Bankruptcy Blame Placed at Renewable Fuel Regulations

Feb 9, 2018  | 4 min  | Ep4325

Iowa Secretary of Agriculture Bill Northey’s nomination to become USDA’s Under Secretary for Farm Production and Conservation has been in limbo for 5 months. Confirmation of the appointment has become a political bargaining chip as one oil-state Senator reaffirmed his push-back over ethanol. This week, the battle spilled onto the Senate floor. 

Two other offices down Pennsylvania Avenue were pulled into the finger-pointing over the predominately corn-based fuel. 

Renewable fuels were not the main cause for declaring bankruptcy by one of the largest refiners in the eastern United States, according to at least one farm-state senator and several academic researchers.

Pennsylvania-based Philadelphia Energy Solutions claimed last week the requirement to produce or acquire $830 million in Renewable Identification Number credits was a contributing factor in its financial troubles. RINs are what the Environmental Protection Agency calls the currency of the Renewable Fuel Standard. Producers are mandated to generate or buy a certain threshold of the homegrown product.

Iowa Senator Charles Grassley called PES’ claim misleading rhetoric aimed at discrediting the program.

Sen. Charles Grassley, R- Iowa: “If you look at the paper I put out, there are many, many reasons for the bankruptcy at PES and RIN is not one of them.”

The Iowa Republican Senator’s office say PES sold 40 million RINs in the fall of 2017, in an attempt to short the market, if the federal government would change policy, thus lowering RIN prices. The energy company planned to buy back those credits at a lower price to fulfil mandates and make a profit. Grassley’s office cited continued reluctance on PES’ part to invest in blending infrastructure, instead buying RINs on the open market.

Several independent studies also denounce PES’ claim, instead citing the reduction in access to Bakken crude. Producers in the North Dakota-centered shale region slowed operations as a collapse in oil prices coincided with the opening of the Dakota Access Pipeline connecting High Plains pumps to the U.S. Gulf Coast. Bakken producers also had more financially lucrative options as the U.S. government lifted a 40-year ban on exporting domestic oil. It became more profitable to export Bakken products and not put the highly volatile product on train cars bound for the East Coast.  

Texas Senator Ted Cruz wants to put a cap on RINs and Grassley says the strategy would ruin the ethanol industry. The Lone Star State Republican is holding up a nomination for Iowa’s Secretary of Agriculture Bill Northey’s nomination to a position inside USDA until the issue is resolved.

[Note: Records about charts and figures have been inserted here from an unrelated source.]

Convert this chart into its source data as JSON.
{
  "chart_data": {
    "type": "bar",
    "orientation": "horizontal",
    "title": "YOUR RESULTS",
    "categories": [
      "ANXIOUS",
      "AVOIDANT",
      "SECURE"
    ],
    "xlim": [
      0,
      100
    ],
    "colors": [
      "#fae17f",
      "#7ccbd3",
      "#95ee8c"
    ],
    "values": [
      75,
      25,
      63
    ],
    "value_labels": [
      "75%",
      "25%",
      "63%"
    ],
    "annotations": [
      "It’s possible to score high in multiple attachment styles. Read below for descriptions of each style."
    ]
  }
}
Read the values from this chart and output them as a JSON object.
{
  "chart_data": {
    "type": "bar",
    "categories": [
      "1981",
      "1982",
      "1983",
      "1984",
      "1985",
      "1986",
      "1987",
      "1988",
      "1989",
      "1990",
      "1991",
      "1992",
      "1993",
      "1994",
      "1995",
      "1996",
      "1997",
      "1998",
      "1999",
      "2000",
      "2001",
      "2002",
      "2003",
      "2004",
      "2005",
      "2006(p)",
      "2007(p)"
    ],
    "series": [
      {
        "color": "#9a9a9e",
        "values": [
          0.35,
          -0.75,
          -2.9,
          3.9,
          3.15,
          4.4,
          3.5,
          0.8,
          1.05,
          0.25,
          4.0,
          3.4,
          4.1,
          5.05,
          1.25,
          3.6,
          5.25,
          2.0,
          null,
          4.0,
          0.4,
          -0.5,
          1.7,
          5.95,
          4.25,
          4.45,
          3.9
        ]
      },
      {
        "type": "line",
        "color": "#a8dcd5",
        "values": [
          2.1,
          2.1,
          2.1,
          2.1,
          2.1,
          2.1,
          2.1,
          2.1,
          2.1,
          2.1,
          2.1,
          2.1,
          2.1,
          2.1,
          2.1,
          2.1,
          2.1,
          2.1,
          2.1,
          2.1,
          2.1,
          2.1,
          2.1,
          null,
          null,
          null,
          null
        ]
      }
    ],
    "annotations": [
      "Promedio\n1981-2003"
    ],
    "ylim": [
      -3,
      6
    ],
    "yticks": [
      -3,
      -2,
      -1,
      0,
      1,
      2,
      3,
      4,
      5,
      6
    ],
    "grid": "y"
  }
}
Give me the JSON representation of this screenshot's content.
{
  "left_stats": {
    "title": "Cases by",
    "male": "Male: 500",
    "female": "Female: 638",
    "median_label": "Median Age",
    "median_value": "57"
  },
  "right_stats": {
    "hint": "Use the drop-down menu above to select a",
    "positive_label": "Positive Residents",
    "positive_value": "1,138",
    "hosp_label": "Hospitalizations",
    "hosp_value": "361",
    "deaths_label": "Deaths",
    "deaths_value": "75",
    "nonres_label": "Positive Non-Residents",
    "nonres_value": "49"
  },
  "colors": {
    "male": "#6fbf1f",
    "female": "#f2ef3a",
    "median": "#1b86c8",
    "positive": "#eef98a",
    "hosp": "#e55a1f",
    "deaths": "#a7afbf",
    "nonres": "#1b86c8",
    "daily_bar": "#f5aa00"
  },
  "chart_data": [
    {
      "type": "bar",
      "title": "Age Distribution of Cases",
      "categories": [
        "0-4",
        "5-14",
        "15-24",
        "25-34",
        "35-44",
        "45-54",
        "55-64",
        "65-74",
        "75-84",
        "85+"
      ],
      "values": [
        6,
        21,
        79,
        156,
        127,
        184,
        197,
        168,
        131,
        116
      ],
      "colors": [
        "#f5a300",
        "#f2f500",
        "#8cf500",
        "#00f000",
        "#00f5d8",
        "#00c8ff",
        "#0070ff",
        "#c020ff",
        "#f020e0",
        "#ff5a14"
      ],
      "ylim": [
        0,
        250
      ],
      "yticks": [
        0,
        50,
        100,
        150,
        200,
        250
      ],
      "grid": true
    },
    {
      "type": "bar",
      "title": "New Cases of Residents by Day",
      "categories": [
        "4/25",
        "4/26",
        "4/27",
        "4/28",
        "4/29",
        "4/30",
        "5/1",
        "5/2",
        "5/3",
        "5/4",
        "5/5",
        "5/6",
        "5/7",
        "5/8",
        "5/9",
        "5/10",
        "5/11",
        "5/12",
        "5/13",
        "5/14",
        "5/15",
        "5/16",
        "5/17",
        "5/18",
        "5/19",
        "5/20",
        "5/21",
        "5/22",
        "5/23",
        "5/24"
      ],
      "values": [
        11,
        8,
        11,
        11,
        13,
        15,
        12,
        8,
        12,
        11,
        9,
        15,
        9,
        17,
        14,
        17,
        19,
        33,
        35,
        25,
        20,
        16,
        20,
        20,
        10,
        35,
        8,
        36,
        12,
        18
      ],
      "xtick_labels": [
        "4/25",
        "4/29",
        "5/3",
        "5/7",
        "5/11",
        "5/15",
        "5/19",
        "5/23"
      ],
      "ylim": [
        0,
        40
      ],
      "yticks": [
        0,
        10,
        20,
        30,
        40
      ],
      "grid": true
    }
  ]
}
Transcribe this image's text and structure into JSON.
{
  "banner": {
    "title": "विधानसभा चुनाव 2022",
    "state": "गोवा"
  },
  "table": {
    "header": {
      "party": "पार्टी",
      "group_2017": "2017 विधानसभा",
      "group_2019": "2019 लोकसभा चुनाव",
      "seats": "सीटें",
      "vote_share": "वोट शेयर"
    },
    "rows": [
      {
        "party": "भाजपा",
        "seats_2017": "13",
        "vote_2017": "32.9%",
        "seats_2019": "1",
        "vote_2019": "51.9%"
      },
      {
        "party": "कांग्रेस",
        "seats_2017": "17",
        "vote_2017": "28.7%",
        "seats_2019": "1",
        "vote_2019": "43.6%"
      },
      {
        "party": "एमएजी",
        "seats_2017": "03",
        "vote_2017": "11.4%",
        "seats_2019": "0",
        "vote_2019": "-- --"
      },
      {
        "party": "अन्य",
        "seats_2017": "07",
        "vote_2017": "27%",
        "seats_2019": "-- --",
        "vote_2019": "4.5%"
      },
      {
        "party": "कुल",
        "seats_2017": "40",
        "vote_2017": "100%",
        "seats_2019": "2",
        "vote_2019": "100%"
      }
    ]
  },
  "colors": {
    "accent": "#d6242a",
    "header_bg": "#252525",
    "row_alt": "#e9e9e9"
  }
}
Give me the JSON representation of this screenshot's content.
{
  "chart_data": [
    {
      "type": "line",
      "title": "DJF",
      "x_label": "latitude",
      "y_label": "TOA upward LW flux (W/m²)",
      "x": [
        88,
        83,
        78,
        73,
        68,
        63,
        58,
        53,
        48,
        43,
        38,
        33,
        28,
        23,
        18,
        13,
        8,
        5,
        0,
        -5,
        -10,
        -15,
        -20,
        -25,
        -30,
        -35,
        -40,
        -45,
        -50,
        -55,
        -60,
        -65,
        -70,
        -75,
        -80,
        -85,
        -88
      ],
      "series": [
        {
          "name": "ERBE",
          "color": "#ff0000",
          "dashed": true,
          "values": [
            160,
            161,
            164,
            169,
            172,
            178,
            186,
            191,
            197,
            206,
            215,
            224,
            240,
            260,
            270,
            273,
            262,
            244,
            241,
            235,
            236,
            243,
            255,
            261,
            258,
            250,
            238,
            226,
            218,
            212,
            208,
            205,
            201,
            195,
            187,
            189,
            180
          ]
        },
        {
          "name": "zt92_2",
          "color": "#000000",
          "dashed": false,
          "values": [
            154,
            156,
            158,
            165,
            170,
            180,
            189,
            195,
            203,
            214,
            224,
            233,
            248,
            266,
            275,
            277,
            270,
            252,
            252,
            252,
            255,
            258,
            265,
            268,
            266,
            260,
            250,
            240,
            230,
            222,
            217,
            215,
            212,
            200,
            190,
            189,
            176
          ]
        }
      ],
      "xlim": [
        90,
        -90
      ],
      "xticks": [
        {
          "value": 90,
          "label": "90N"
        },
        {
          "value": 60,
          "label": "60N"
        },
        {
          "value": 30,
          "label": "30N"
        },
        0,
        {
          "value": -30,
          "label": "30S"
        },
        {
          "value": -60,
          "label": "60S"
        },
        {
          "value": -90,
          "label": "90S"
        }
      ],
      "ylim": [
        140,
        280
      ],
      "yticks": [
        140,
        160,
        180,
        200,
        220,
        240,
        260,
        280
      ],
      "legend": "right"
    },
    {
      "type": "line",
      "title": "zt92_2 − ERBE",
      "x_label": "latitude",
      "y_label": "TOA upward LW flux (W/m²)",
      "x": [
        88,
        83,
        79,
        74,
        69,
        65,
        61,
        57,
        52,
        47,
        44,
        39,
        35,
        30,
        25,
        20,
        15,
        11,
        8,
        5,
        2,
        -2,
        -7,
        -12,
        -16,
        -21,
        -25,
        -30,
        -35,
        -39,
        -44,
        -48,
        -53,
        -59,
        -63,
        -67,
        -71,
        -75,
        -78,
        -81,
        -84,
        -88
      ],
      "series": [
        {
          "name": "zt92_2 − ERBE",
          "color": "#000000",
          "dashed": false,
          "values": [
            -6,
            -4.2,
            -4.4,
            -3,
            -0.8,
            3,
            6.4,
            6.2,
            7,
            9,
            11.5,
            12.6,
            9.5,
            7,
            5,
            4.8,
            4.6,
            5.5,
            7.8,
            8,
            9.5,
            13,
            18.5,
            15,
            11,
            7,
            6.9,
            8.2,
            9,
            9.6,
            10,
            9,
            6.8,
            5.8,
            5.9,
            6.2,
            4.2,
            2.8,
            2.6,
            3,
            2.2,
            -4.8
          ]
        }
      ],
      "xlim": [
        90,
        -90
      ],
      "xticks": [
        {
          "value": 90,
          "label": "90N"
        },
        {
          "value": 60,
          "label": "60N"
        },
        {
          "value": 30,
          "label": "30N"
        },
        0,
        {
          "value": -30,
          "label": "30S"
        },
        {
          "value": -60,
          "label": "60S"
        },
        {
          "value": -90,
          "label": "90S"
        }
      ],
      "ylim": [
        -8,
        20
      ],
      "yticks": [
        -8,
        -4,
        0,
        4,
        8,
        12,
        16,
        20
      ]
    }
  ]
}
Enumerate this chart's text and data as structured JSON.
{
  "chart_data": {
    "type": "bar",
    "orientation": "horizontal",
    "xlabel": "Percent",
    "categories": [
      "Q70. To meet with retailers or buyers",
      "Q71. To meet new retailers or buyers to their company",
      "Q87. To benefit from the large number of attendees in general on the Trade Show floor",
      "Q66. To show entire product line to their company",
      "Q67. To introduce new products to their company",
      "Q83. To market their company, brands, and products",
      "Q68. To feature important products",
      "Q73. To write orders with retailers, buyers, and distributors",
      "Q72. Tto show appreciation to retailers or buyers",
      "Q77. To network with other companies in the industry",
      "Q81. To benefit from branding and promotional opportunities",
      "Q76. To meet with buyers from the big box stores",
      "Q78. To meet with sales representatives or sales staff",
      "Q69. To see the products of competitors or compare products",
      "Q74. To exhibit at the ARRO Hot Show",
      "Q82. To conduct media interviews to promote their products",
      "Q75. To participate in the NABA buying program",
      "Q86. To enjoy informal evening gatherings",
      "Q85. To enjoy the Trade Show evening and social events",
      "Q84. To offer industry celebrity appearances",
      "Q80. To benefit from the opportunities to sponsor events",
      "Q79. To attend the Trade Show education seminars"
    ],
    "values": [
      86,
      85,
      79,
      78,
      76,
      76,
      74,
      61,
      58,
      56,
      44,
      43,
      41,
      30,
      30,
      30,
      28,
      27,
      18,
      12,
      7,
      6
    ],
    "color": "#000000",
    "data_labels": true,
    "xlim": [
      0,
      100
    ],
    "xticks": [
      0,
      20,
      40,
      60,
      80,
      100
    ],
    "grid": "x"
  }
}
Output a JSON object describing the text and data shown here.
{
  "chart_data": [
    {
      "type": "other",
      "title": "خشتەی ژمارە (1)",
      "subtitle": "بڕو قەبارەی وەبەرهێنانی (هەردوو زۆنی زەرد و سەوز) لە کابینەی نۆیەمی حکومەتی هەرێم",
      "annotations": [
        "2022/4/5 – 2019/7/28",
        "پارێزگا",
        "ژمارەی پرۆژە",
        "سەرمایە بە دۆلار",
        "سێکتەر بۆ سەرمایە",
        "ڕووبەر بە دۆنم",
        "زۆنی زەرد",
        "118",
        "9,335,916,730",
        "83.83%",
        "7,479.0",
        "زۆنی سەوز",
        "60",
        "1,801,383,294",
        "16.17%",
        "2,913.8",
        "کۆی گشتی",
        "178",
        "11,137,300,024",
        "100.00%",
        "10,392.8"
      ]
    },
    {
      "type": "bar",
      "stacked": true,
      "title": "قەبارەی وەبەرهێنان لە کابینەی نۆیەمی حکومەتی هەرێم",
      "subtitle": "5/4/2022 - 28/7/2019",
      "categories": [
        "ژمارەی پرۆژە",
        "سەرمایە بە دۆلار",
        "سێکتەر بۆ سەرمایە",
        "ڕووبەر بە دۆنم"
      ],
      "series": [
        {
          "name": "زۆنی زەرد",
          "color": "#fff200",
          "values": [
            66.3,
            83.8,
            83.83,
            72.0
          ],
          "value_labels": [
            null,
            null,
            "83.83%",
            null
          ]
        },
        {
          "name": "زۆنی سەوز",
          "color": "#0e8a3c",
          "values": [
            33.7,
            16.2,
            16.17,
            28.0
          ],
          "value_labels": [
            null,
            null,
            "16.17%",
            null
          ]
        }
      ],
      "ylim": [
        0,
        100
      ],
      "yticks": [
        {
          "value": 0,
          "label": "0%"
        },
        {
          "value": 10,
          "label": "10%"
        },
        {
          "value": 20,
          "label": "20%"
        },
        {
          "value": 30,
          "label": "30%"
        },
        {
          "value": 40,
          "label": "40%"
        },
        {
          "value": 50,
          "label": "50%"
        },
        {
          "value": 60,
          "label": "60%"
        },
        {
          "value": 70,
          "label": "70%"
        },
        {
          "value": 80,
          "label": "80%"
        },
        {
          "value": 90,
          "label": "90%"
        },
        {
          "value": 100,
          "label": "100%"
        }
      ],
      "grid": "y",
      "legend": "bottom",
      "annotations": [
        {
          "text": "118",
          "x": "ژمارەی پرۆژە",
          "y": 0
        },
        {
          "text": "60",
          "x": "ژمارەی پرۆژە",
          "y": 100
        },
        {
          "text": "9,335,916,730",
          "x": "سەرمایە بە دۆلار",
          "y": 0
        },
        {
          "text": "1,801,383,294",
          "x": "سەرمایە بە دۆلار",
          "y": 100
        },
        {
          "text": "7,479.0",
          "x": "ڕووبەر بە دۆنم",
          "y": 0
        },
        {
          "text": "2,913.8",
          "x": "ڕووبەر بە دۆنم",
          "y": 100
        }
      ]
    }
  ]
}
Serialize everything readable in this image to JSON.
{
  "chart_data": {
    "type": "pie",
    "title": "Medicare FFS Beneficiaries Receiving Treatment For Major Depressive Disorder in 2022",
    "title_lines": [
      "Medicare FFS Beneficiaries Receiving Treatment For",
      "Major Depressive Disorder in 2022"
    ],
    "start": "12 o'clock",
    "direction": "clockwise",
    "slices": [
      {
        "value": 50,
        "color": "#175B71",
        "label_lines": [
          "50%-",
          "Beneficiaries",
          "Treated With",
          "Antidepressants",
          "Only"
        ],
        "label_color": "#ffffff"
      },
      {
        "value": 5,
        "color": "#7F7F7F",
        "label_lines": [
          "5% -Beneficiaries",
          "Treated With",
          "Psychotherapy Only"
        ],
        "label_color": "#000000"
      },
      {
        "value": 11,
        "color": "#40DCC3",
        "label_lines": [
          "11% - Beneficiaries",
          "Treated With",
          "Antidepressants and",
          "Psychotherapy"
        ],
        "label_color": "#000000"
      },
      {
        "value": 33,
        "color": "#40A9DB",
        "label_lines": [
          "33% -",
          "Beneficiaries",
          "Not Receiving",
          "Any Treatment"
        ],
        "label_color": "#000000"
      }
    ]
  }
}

President Trump has long championed ethanol in his energy policy. According to Grassley, since Scott Pruitt’s confirmation hearing to be head of the EPA, the former Oklahoma attorney general has muddied waters on the RIN issue forcing the president to reiterate his support for renewable fuels in an earlier November showdown on the issue involving farm state elected officials and the White House.   

Sen. Charles Grassley, R – Iowa: “What you’ve heard latest from Pruitt, does not, about RINs, does not square with his own department put out November, 2017, that RINs is not a problem like people here in Washington are trying to make it out to be a problem.”